Monday, Oct. 22, 2007
We continue with our purpose to understand the mind and heart of David Carlin. I hope it will not take me eleven months to complete. This is what happened to Report Card on Bill Press’s book, How the Republicans Stole Christmas, 23 articles from Sat. Nov. 26th, 2005 to Friday, Sept. 8, 2006. It is from Bill’s book that I discovered the mind and heart of a Catholic-in-name-only politician. We have in the CINOP the biggest religious con operation in U.S. history. Check the articles on Cinops Be Gone or wwwcinopsbegone.blogspot.com/
Chapter 2 – The Great Transformation, Part 2: Rise of the Ideologues

“I (David Carlin) had no sympathy for the old boss-led political machines, and so I naturally joined with the reformers. Eventually, as it turned out, I also lost all sympathy with the reformers, who today dominate the Democratic Party…. I was a great fan of President Johnson. I saw in him as a kind of second coming of Franklin Roosevelt, in that from the time of his first State of the Union Address in 1964, he made it clear that he intended to use the immense power of the federal government to improve the life conditions of those at the lower end of America’s socioeconomic ladder…. 35-36
“How could I, with my old-school Democratic (and Catholic) social conscience, not admire LBJ? And so, when he decided to go into Vietnam in a big way in 1965, I was more than ready to give him the benefit of the doubt…. 36
“I came to see that North Vietnam was not part of a monolithic Communist empire. Its Communism was home grown – like Yugoslavia’s … Hence, a Communist victory in the South would be no great threat to the interest to the interests of the United States. 37 (A personal comment: We fought in Vietnam with one hand tied behind our backs because Communist Russia was funneling war supplies into Hanoi harbor freely and encouraging Vietnamese Communists to attack.
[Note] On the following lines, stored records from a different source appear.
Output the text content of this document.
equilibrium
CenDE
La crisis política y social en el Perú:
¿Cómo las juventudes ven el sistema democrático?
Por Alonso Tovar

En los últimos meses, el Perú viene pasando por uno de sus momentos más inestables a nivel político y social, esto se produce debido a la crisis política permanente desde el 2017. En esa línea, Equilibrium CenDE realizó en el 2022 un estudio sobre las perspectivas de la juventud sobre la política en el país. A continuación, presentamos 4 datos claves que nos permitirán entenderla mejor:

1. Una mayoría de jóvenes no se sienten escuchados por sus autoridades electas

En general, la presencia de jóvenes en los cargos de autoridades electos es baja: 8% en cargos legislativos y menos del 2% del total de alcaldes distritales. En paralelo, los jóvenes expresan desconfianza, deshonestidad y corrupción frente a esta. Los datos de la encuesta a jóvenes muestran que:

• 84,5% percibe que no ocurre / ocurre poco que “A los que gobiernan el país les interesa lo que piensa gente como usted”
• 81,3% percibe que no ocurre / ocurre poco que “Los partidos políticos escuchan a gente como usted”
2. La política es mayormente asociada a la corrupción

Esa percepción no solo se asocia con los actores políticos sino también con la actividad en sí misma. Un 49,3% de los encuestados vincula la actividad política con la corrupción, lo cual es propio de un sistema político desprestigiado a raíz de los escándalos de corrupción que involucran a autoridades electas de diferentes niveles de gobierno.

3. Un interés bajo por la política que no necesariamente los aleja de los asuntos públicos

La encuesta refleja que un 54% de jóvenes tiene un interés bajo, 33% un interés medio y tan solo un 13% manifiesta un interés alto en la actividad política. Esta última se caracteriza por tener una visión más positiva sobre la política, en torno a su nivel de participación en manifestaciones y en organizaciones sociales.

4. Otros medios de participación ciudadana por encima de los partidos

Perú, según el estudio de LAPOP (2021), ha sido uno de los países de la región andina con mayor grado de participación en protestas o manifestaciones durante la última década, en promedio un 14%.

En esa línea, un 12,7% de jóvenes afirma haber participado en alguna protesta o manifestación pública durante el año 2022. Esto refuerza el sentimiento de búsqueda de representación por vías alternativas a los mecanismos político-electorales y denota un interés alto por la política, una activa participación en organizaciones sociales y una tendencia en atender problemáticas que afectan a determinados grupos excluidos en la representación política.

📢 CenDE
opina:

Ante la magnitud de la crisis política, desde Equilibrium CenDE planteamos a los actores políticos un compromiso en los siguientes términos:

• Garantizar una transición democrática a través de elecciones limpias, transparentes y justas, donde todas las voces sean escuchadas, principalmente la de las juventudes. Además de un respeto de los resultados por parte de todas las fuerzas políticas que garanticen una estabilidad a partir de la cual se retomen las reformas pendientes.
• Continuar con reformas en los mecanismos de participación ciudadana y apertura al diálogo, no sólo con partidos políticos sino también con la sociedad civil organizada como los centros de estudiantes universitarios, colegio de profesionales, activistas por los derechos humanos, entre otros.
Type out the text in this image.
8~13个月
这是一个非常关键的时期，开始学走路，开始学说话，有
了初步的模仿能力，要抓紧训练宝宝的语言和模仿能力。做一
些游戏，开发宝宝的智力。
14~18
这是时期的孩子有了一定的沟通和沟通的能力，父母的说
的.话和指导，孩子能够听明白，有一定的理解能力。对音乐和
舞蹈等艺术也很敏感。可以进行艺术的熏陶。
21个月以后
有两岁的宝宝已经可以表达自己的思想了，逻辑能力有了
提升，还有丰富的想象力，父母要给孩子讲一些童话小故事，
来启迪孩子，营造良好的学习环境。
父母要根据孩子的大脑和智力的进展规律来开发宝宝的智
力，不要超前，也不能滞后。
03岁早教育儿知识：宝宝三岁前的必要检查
Ghk)
“In those days (when I happened to be living in Boston teaching at a small Catholic women’s college), it was easy to meet young people who believed that the government of North Vietnam was “progressive” and the government of the United States just a little short of fascist. But I was not a member of the Jane Fonda brigade. My anti-Communist sentiments went back to the time when the cold war began in the late 1940’s – I was less than ten years old when I began absorbing patriotic anti-Red propaganda – and had only grown stronger over the years as I had become aware of the disastrous consequences of Communist ideas…. 38
“For not only was it a needless war, but it contributed mightily to the great American cultural revolution of the 1960’s and 1970’s – the essence of which (as I’ve argued elsewhere) was a generalized rebellion against authority. This Cultural Revolution, I contend, has served to elevate the place of secularism in American culture and to depress the place of Christianity and of Catholicism in particular. 39
The author states that he supported the anti-war candidate Sen. Eugene McCarthy (A Catholic) in the Democratic presidential primaries of 1968. Later Carlin voted for Humphrey. The McGovern Commission took the process out boss control for presidential nomination to delegates chosen by voters in the primaries.
“At the time, I thought of these people as the good guys: good government, anti-boss reformers who were bent on the benign task of making the party more democratic (small d)…. I didn’t realize that they harbored within themselves the potential for passionate commitments to abortion rights and same-sex marriage, and a deep hostility towards traditional Christianity.” 41 (to be continued)
George H. Kubeck, Duplicate and or translate into Spanish.